Cuando se despierta, luego de encender su habitual cigarrillo, mi madre nos cuenta lo que le ha ocurrido en sus sueños, todos la escuchamos en silencio, como si de oírla con suma cautela dependiera que lo soñado tuviese más peso, más consistencia, como si pudiéramos convertir en realidad los hechos que ella narra con palabras ajenas que va desdoblando una y otra vez, con gestos y miradas que no le pertenecen. Nadie osa interrumpirla, aunque haya escenas o efigies que no sean muy nítidas, por momentos su voz es un delgado hilo que puede tocarse con lentitud y por el cual escalamos hasta su memoria, hasta calles y ciudades desconocidas que sólo tienen cuerpo y existencia a través de su garganta.

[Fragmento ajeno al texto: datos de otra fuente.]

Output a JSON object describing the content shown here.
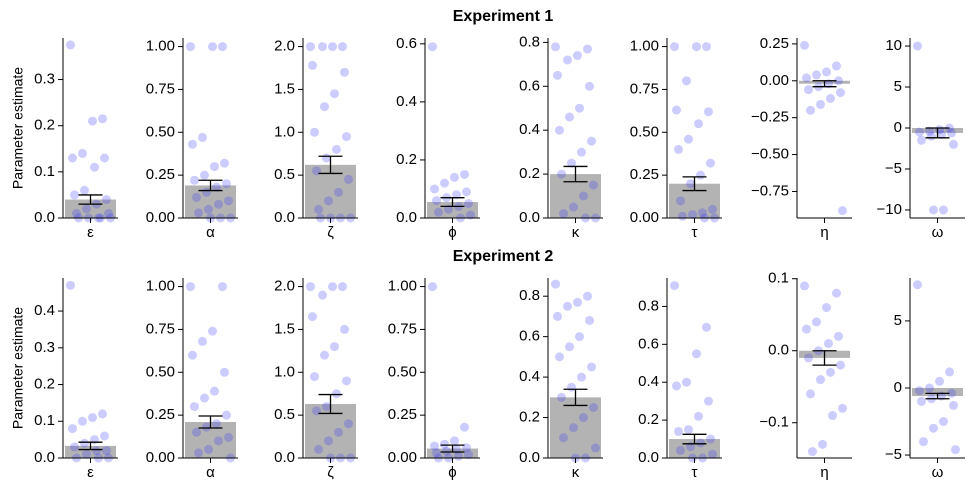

Por eso cuando de madrugada me pongo en pie para ir al baño o porque las agujas del insomnio se encajan en mis sienes, no puedo evitar acercarme a su recámara y abrir la puerta. Entro tratando de no hacer ruido, de no despertarla por ningún motivo. Ella está siempre ahí, con sus párpados cerrados y su respiración pausada, con todos esos extraños rostros e indescriptibles fauces detrás de sus ojos, en esa larga y solitaria cama que resulta un laberinto demasiado grande para ella.
A veces, cuando mi madre nos cuenta sus sueños, como súbitos e inadvertidos lapsus linguae, se entremezclan en sus frases palabras forasteras de un idioma incomprensible, pero ninguno de nosotros le preguntamos por su significado, porque aunque ella jamás nos lo dirá, sabemos que se trata del turbio, del derrocado lenguaje de los monstruos.